Evan Vucci/Associated Press
SAN FRANCISCO — Broadcom on Monday proposed a slate of 11 directors to replace the entire board of Qualcomm, setting the stage for a proxy battle over the fate of its unsolicited $105 billion bid for the world’s largest maker of smartphone chips.
The proposal was widely seen as a tactic to pressure Qualcomm to negotiate what would be the largest technology deal in history. Last month, Qualcomm said its directors had unanimously rejected the bid, leaving Broadcom with the option to take the issue to shareholders by proposing a board slate who would back it. Qualcomm would most likely vigorously oppose Broadcom’s nominees.
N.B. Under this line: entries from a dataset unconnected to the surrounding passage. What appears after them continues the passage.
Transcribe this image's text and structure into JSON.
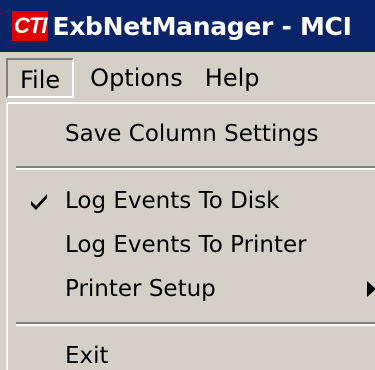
{
  "window": {
    "logo_text": "CTI",
    "title": "ExbNetManager - MCI"
  },
  "menubar": {
    "items": [
      {
        "label": "File"
      },
      {
        "label": "Options"
      },
      {
        "label": "Help"
      }
    ]
  },
  "file_menu": {
    "items": [
      {
        "label": "Save Column Settings",
        "checked": false
      },
      {
        "label": "Log Events To Disk",
        "checked": true
      },
      {
        "label": "Log Events To Printer",
        "checked": false
      },
      {
        "label": "Printer Setup",
        "has_submenu": true
      },
      {
        "label": "Exit"
      }
    ]
  },
  "icons": {
    "check": "checkmark-icon",
    "submenu": "submenu-arrow-icon"
  },
  "colors": {
    "titlebar": "#0a246a",
    "logo_bg": "#e00000",
    "face": "#d4d0c8"
  }
}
Broadcom’s gambit adds a new dimension to a struggle with immensely high stakes. If completed, a combination of Broadcom and Qualcomm would top the $67 billion price tag that Dell paid for the data storage specialist EMC in 2016.
Broadcom announced its $70-a-share bid Nov. 6, but Qualcomm said that the offer dramatically undervalued the company. Qualcomm argued that its existing ownership and management would provide a greater long-term return to shareholders, in part because of its strong position in technologies such as the coming generation of 5G cellular communications.
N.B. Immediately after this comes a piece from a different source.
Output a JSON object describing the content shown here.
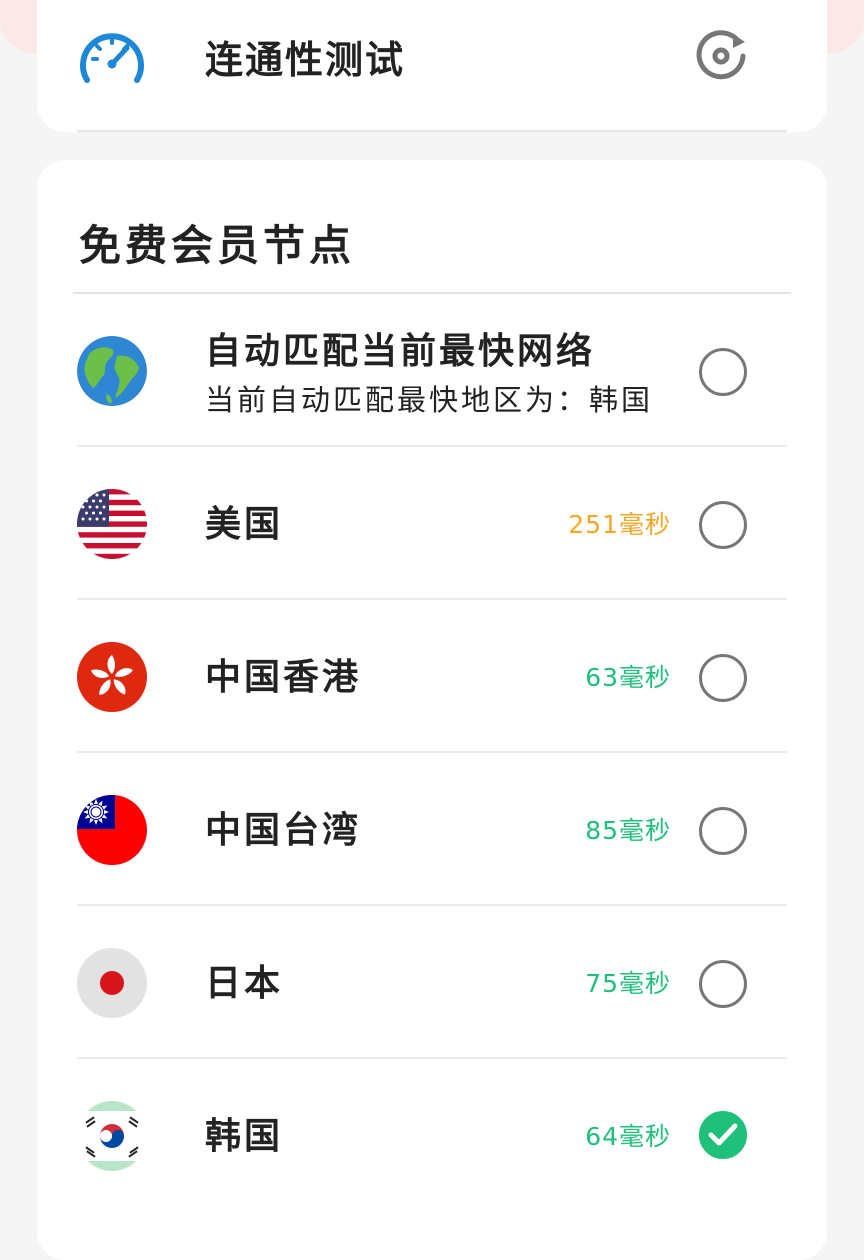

Qualcomm is expected to use similar arguments to try to convince shareholders to favor incumbent board members and reject Broadcom’s nominees. The company has set March 6 for an annual shareholders meeting, which will include the election of directors. Proxy materials associated with the rival slates of candidates will most likely be distributed in January.
Friday is the deadline to propose director candidates. Broadcom is scheduled to announce quarterly earnings Wednesday afternoon, and it may discuss its plans regarding Qualcomm during the conference call that it has scheduled for that day.
“We have repeatedly attempted to engage with Qualcomm, and despite stockholder and customer support for the transaction, Qualcomm has ignored those opportunities,” Broadcom’s chief executive, Hock Tan, said in a statement. “The nominations give Qualcomm stockholders an opportunity to voice their disappointment with Qualcomm’s directors and their refusal to engage in discussions with us.”
Broadcom also said that if the 11 nominees were appointed, it would support expanding the board to add three current members: Mark D. McLaughlin, Anthony J. Vinciquerra and Jeffrey W. Henderson.
Qualcomm fired back after Broadcom’s announcement, criticizing what it called a “blatant attempt” to seize control of the board to advance the acquisition offer.
“These nominees are inherently conflicted given Broadcom’s desire to acquire Qualcomm in a manner that dramatically undervalues Qualcomm to Broadcom’s benefit,” the chipmaker said in a statement.
Qualcomm, based in San Diego, gets most of its revenue from selling chips but most of its profits from patent royalties that it charges handset-makers. It moved to sharply expand its business last year with a $38.5 billion deal to acquire NXP Semiconductors, a transaction that is still awaiting regulatory approval.
Some aspects of Qualcomm’s licensing business and other practices have prompted antitrust challenges around the world, including a suit by the Federal Trade Commission. Apple, a longtime user of Qualcomm’s cellular chips, set off a separate legal struggle by filing a suit challenging the company’s patent-licensing fees.
Broadcom also counts Apple as a key customer for a different class of wireless chips. If Broadcom were successful in taking over Qualcomm, analysts expect that Tan would move to end the battle with Apple and modify Qualcomm’s licensing practices.
Any purchase of Qualcomm would almost certainly face a lengthy regulatory review. Besides antitrust concerns, the possibility of sensitive US technology falling into foreign hands would be examined closely by the Committee on Foreign Investment in the United States, or CFIUS.
Broadcom, although managed from San Jose, Calif., is headquartered in Singapore. Tan pledged before announcing the Qualcomm bid to shift Broadcom’s home base to the United States — a move that might help it evade a CFIUS review — but no further action to move its headquarters has been announced.